According to Sipka, this isn’t the first time payroll has been an issue for the charter district. One previous payroll payment had to be covered by money advanced from Mosaica Inc. The district had just received a state aid payment of $455,000 on March 20, and the payroll cost is $231,000. Terry Stanton from the Michigan Department of Treasury said that the state was not made aware of the cash-flow issue until March 28.
“As a business, the trouble is, they’ve just lost so many students over the years,” Sipka said. “From last year to this year, as a for-profit business, their business plan isn’t working right now.”
Sipka also pointed to other costs that were higher than initially budgeted for in the charter.

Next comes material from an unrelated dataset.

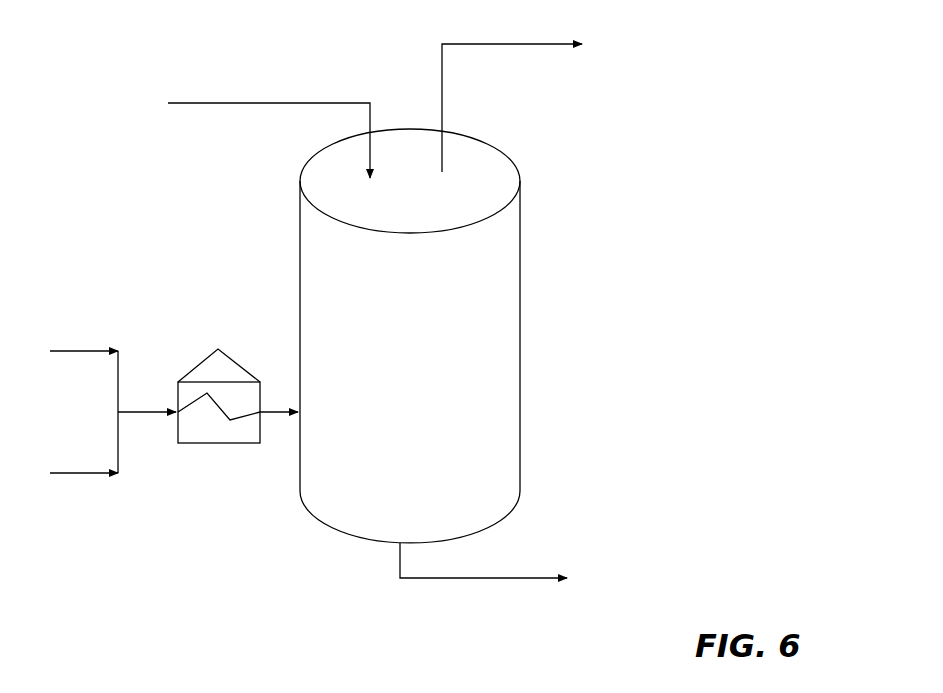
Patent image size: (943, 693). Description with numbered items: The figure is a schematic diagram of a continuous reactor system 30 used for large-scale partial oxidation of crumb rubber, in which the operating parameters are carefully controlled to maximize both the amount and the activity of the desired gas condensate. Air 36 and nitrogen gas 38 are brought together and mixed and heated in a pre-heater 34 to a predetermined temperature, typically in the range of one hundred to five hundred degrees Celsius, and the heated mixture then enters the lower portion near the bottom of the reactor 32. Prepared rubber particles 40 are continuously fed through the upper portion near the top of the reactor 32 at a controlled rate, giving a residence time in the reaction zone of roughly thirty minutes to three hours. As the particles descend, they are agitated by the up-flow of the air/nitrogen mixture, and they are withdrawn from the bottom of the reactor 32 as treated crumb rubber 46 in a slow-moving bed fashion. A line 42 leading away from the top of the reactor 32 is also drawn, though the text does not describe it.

He said the company had to pay significant costs — more than $500,000 — to get schools up to code in 2012. He also said the costs of special education were higher than the company first budgeted.
“It’s never one issue, it’s a series of issues,” Sipka said.
Sipka said he first spoke to Mosaica about cash problems back in December. He said the company spoke about trying to borrow money from the state in the form of a state-aid note. That money would be based on the number of students the district currently has, and if the district continues to lose students, the ability to pay back a state-aid note would become more difficult.
“I cautioned them back in December… to do that is a slippery slope,” Sipka said. “If you lose kids, now your ability to pay back is gone. It’s a never-ending cycle.”
That’s what happened with the Muskegon Heights Public Schools district: Too much money was borrowed and the district couldn’t pay it back to the state.
Yet Sipka said that at this point, that’s not the position in which the charter district has found itself.
“This is not something that [Mosaica] can’t get out of,” Sipka said. “It’s all about structuring loans at this point, to carry them through.”
Sipka said the district does anticipate some student growth in the future, but the company also may need to pay for more building improvements.
Several calls to the treasurer of the charter school district’s board were also not returned Tuesday.